Maurice contestó que diría lo mismo en cualquier parte; él no temía a las mujeres y respetaría siempre a los débiles.
Morand quiso cerciorarse de que Maurice no perseguía a los niños.
—¿Yo? Pregunte al infame Simon por el peso del brazo del municipal ante el que ha tenido la audacia de pegar al pequeño Capeto.
—Entonces, ¿es usted el municipal de quien tanto se ha hablado, y que tan noblemente ha defendido al niño?
—¿Se ha hablado? —preguntó Maurice con una ingenuidad casi sublime.
—He ahí un corazón noble —dijo Morand, levantándose de la mesa y retirándose al taller como si le reclamara un trabajo urgente.
—Sí, ciudadano —respondió Dixmer—; se ha hablado; y debe decirse que todas las personas de corazón y valor le han alabado sin conocerle.

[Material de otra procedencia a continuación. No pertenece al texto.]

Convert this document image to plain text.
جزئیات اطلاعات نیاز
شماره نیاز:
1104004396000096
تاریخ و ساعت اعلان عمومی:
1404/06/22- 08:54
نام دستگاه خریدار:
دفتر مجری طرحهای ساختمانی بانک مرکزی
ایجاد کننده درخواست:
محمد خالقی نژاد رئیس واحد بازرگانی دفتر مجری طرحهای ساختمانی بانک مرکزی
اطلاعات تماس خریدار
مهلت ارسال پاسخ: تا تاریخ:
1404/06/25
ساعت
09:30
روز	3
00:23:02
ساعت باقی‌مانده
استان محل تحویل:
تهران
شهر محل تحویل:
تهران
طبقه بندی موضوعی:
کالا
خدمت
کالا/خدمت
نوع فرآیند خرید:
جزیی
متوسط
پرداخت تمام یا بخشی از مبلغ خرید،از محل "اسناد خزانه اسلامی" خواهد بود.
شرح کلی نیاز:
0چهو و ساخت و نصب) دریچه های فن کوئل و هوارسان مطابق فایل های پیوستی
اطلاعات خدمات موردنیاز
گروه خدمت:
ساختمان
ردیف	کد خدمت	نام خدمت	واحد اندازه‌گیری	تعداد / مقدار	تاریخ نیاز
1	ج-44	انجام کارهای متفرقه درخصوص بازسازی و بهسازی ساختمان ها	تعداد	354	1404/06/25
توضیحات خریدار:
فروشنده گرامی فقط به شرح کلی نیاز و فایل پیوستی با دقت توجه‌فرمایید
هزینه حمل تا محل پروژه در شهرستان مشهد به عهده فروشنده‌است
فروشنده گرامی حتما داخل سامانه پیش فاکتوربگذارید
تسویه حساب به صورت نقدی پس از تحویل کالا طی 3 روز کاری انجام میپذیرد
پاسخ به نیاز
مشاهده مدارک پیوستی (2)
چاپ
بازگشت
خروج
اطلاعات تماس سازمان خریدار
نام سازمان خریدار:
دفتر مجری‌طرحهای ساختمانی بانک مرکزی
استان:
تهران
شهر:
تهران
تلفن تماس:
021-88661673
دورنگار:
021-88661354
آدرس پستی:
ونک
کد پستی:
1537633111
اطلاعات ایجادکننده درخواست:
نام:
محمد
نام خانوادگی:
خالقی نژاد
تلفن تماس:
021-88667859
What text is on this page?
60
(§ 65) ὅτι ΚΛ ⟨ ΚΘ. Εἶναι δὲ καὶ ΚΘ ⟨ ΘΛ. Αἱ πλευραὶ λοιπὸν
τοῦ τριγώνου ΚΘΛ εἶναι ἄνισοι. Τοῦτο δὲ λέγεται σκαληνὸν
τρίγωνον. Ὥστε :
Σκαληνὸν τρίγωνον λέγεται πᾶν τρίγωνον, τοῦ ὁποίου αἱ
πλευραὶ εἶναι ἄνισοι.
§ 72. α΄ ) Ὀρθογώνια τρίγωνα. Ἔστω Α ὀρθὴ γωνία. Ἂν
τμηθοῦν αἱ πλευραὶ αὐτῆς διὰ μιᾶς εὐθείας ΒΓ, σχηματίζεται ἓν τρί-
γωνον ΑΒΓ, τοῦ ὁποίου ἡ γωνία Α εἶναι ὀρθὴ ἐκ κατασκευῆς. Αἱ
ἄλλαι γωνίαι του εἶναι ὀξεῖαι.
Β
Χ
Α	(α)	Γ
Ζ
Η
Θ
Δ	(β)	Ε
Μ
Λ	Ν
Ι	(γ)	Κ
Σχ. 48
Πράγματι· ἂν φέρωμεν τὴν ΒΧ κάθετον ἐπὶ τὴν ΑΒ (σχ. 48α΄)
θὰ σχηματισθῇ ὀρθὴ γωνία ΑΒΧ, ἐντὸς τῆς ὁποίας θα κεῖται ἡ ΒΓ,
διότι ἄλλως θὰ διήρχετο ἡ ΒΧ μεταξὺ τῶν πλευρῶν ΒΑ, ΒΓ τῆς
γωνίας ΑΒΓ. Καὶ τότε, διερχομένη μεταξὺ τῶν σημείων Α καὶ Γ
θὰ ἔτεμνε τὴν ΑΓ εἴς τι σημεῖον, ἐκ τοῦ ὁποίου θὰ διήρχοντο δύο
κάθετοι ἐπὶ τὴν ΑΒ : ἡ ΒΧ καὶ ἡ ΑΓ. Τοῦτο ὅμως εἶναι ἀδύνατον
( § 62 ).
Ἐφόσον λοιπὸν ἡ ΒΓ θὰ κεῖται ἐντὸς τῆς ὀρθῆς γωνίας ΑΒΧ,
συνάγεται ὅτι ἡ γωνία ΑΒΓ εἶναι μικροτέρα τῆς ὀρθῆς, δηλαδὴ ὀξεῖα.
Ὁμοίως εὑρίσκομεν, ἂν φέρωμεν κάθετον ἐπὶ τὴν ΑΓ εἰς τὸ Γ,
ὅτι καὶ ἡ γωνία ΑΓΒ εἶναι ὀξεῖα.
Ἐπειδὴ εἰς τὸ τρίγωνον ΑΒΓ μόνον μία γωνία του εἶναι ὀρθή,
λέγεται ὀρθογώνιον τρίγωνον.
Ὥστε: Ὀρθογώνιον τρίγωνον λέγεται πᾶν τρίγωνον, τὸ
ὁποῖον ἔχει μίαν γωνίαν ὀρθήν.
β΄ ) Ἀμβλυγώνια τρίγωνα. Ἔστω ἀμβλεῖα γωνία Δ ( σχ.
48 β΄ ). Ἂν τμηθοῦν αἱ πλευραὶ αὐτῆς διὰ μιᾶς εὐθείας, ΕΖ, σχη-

—Dejémosle en el anonimato —dijo Geneviève—; la gloria que nosotros le daríamos sería demasiado peligrosa.
De esta manera en aquella conversación singular cada uno sin saberlo, había pronunciado su palabra de heroísmo, de abnegación y de sensibilidad, y para que nada faltase, hasta había resonado el hermoso grito del amor.